The collagen molecule contains both rigid and flexible regions, and these may serve different purposes when the molecule is strained. It is thought that the more rigid sections transfer stress throughout the molecule, while the more flexible sections store elastic energy. The storage and dissipation of energy applied at joints is precisely what tendons and ligaments, which contain collagen, are meant to do. The observed elastic spring constant for collagen in humans is 3.7-4.0 GPa [4], but this value will change significantly with various factors, such as age (of the body the collagen was harvested from), and pH.

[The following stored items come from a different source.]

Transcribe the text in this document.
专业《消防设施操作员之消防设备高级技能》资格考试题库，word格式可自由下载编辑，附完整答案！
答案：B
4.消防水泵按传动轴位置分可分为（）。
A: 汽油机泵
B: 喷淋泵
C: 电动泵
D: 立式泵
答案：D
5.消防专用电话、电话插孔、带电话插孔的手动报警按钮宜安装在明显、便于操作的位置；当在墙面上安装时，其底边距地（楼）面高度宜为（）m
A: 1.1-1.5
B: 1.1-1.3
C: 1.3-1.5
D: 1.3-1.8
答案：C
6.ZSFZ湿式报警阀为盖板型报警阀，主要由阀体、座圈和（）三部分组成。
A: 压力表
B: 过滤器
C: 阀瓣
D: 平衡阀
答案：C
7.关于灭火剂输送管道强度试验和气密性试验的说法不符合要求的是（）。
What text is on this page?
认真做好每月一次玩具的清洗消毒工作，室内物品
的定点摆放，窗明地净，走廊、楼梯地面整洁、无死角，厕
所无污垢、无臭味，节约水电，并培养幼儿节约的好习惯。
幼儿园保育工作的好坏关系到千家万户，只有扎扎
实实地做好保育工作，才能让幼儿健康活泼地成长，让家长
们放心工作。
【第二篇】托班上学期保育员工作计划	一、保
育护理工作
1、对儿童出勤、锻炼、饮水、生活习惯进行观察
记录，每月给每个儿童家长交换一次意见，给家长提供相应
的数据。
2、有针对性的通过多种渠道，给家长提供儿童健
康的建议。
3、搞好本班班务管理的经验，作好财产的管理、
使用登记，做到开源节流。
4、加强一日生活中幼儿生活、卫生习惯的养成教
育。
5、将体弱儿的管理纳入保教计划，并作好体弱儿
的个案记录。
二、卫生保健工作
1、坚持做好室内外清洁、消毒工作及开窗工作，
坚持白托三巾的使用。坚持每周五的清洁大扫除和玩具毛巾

Because collagen is a biological material, it is not surprising that its elastic modulus is dependent on pH. If the pH of the surrounding solution is too acidic or too basic, collagen's elastic modulus decreases. Specifically, Silver et al. found that for pHs approaching the pKa of carboxylic acid (3.5) or amine (10.6), the elastic modulus of collagen begins to decrease. [4] It is hypothesized that the charged pairs on the outside of the triple helix stabilize the molecule, and that the mechanism of elastic energy storage is related to the separation of the charged pairs. For a pH within the range of 3.5 to 10.6, the amine groups of collagen will be protonated and the carboxylic acids will not, maximizing the charge-charge interactions on the surface of the triple helix.

(taken from Silver FH et al., J Appl Polymer Science 86: 1984, 2002)

Figure 4. Proposed mechanism for elastic energy storage in collagen. Flexible regions, represented as springs, resist elongation because of charged pairs, which also help them regain their original length.

 

[1] Pacific Natural Gut Strings, http://www.pacificstrings.com

[2] Lodish et al., Molecular Cell Biology, 4th edition, 2000, 979-984.

[3] Silver FH et al., Transition from Viscous to Elastic-Based Dependency of Mechanical Properties of Self-Assembled Type I Collagen Fibers, J Applied Polymer Science 79: 134-142, 2001.

[4] Silver FH et al., Viscoelastic Properties of Young and Old Human Dermis: A Proposed Molecular Mechanism for Elastic Energy Storage in Collagen and Elastin, J Applied Polymer Science 86: 1978-1985, 2002.